Structural evolution of Pt NPs under different environmental conditions. Morphology of a Pt NP in vacuum (a) and in different gaseous environments, that is, (b,d) in 5% H2 in Ar; (c,e) in O2, all at 300 °C. The atoms are presented in different colors, according to the type of surface facet: blue = {100}, pink = {110}, purple = {111}, gray = higher index.

It is known that the morphology of Pt nanoparticles can change during catalytic reactions due to the presence of adsorbates.[15] Both H2 and O2 can absorb on the surface of the particles and in this manner the free energy is decreased. Through ab initio calculations it was shown that for Pd and Rh nanoparticles higher oxygen pressures tend to reduce the differences in the surface energies between different facets yielding rounder crystals with more atomically rough surfaces.[39] Although these calculations were performed for Pd and Rh, it is likely that also Pt nanoparticles follow similar behavior.

In this work, we were able to go beyond a qualitative interpretation of the 3D structure, as we succeeded in quantifying the number of 7-, 8-, and 9-coordinated surface atoms. On the basis of these values, we can extract the occurrence of different types of surface facets, which is illustrated by the color codes in Figure . Additionally, Figure shows the occurrence of different surface facets as a function of changes in the gas flow with time. The percentage of the different types of surface facets is determined within an error of less than 1.7%. Approximately 7% of the surface atoms correspond to {110} facets, independent of the environment. The more faceted appearance of the particle in H2 is reflected by the obvious presence of {100} and {111} planes. In O2, we observe a decrease of the percentage of these facets and a significant increase of higher order facets, corresponding to a more rounded morphology. It is both interesting and important to note that the H2–O2–H2 morphological changes are reversible, but a small hysteresis effect is observed for the final change to O2. Indeed, for the morphology presented in Figure e, the decrease in the percentage of {100} and {111} facets and the increase of higher order facets is less pronounced in comparison to the previous cycle (Figure c). Because this effect will certainly influence the properties of the NPs,[12] these quantitative insights are of high relevance toward understanding, for example, catalytic deactivation.

Figure 5

Occurrence of different surface facets as a function of the gas flow in time. Note that a smaller, but constant presence of {110} facets was found for the different gaseous environments (not shown in this graph).

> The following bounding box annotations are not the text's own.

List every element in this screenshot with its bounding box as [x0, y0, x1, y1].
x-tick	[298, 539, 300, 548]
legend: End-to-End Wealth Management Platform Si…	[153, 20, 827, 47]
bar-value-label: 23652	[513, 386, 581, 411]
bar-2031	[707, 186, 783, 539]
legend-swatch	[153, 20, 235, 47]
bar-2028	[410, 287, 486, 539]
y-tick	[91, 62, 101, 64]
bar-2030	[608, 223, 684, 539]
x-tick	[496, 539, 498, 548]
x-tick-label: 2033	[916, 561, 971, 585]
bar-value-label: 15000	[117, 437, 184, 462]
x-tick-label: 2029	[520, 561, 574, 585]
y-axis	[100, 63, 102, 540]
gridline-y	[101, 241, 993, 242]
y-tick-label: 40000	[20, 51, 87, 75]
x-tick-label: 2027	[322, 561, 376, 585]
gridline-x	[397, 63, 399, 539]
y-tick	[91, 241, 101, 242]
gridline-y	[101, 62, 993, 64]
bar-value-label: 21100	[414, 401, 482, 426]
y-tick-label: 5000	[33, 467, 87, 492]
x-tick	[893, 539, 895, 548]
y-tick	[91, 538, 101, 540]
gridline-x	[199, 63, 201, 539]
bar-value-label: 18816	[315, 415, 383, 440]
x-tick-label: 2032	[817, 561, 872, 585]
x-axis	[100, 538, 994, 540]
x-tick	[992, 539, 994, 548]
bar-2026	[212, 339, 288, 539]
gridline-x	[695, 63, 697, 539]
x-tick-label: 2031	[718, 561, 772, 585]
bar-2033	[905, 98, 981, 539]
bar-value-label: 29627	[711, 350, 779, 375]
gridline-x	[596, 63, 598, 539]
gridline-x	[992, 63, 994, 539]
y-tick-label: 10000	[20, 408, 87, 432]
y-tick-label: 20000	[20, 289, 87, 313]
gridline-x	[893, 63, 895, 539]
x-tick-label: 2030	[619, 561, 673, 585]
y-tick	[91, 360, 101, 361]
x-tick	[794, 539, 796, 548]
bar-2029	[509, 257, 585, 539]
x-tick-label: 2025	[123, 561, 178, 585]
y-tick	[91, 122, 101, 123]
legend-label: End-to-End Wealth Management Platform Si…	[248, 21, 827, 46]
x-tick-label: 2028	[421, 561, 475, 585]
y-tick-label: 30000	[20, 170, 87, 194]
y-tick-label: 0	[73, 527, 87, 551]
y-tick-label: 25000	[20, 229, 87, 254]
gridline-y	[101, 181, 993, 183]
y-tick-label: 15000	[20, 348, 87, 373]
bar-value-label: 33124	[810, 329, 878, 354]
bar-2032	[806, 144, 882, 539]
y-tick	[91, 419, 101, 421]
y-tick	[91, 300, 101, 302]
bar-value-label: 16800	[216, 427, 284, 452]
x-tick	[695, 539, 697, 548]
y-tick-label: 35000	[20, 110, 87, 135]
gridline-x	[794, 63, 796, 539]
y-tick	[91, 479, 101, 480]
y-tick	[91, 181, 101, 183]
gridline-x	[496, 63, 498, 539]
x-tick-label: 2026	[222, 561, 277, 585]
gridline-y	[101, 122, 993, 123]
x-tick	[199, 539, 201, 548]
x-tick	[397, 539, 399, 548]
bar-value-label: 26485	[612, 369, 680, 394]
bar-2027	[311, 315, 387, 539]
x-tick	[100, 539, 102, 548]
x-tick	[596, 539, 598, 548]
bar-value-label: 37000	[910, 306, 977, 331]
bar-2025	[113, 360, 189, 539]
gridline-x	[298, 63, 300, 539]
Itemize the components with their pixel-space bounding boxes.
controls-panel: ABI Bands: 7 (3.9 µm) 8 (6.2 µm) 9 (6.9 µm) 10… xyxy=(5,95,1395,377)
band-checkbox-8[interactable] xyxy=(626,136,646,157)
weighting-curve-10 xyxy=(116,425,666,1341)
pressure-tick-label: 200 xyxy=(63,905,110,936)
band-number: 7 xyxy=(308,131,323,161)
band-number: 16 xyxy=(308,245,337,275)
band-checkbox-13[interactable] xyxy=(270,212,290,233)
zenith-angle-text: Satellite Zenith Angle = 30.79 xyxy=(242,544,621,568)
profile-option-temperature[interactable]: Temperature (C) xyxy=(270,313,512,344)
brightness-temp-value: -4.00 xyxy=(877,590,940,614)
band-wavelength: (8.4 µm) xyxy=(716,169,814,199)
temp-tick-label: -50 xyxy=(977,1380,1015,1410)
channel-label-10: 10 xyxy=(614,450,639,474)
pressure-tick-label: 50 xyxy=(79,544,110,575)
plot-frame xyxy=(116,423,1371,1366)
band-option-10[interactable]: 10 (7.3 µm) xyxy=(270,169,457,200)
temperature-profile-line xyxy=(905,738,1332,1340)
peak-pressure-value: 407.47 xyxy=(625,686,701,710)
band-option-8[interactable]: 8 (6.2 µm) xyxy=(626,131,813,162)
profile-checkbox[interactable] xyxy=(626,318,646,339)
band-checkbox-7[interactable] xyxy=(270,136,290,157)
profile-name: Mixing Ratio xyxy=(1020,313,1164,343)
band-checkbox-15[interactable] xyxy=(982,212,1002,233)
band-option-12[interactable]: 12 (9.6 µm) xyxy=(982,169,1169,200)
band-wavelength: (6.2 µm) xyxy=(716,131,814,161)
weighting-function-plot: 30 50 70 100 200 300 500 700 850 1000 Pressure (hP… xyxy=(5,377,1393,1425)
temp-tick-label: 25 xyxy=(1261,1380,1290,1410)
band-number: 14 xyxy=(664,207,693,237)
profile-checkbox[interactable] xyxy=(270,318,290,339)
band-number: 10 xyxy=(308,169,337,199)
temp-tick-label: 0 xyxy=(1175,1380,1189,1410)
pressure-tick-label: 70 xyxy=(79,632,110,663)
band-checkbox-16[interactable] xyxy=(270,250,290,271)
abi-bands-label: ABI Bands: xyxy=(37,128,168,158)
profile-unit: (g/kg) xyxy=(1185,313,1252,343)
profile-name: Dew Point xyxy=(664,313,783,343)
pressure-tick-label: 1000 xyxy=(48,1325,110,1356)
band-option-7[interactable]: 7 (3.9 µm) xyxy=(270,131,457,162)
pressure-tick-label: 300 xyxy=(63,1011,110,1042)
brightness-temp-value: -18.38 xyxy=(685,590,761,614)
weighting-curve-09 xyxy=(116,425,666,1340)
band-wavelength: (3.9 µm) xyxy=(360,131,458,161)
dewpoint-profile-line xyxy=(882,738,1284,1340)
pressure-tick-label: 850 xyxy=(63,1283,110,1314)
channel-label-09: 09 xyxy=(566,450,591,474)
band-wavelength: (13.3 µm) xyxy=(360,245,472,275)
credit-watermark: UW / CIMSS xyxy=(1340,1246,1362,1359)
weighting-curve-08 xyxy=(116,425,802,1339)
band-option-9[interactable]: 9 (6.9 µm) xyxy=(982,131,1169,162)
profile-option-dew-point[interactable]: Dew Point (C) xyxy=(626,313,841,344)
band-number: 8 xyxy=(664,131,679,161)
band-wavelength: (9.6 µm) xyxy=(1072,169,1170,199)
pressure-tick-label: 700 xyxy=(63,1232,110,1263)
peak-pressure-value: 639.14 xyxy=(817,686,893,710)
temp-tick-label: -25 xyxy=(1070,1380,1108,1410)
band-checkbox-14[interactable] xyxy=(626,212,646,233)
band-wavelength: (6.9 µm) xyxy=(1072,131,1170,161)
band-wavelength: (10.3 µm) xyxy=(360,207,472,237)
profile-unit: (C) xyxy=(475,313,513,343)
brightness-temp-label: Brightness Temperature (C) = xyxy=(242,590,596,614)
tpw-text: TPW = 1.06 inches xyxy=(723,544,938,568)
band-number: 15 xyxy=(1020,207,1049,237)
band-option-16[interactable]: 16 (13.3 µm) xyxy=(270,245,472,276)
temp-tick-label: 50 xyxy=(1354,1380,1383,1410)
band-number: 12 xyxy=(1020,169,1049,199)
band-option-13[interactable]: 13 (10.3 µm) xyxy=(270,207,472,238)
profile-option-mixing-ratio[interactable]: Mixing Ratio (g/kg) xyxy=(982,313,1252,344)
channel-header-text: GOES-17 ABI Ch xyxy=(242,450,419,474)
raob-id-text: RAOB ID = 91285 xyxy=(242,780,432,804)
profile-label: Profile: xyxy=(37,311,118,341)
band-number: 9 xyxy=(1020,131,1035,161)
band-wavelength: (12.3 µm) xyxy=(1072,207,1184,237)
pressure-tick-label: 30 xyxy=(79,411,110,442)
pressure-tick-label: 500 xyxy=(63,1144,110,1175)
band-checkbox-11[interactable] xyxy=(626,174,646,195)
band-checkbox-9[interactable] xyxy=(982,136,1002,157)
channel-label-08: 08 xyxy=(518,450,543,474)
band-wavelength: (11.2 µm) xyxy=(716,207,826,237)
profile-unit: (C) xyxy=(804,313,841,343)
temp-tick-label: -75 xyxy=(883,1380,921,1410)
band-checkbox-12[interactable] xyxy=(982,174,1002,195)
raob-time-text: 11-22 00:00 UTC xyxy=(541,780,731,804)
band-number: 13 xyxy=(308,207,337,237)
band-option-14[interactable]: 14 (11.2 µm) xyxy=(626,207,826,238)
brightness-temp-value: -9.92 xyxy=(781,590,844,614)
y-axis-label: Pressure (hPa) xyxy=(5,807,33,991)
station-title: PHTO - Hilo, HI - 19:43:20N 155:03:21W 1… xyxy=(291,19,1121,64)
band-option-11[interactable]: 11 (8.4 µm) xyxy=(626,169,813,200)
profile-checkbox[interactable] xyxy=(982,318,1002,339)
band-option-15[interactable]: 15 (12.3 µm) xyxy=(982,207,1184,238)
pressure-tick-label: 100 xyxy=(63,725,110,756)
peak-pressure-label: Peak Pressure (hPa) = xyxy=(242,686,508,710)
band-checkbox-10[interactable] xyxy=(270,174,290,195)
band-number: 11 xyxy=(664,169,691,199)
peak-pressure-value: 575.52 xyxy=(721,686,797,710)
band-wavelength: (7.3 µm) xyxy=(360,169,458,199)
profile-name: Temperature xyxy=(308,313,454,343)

Morphology changes during reduction and oxidation reactions were previously described by in situ TEM. However, given that the reported images invariably correspond to 2D projections of 3D objects, the interpretation of the particle morphology remains challenging. The methodology that we present here enables us to go beyond these limitations, because we are able to directly describe dynamic changes in the 3D atomic structure resulting from different gaseous environments in a quantitative manner. Moreover, it is clear from our experiments that the morphology of the NPs cannot be represented by a simple geometrical model, e.g. such as those in Figure S1. Indeed, the actual 3D structure of the NPs is far more complex and the particles contain a significant percentage of high index surface facets, which is of crucial importance for catalysis.

In conclusion, our methodology enables the direct quantification of real 3D morphological changes at an atomic scale in gaseous environments. The information that we extract from these experiments can be used directly to propose realistic input models for density functional theory calculations, enabling one to unambiguously link the properties of the nanocatalysts in operation to their 3D structure.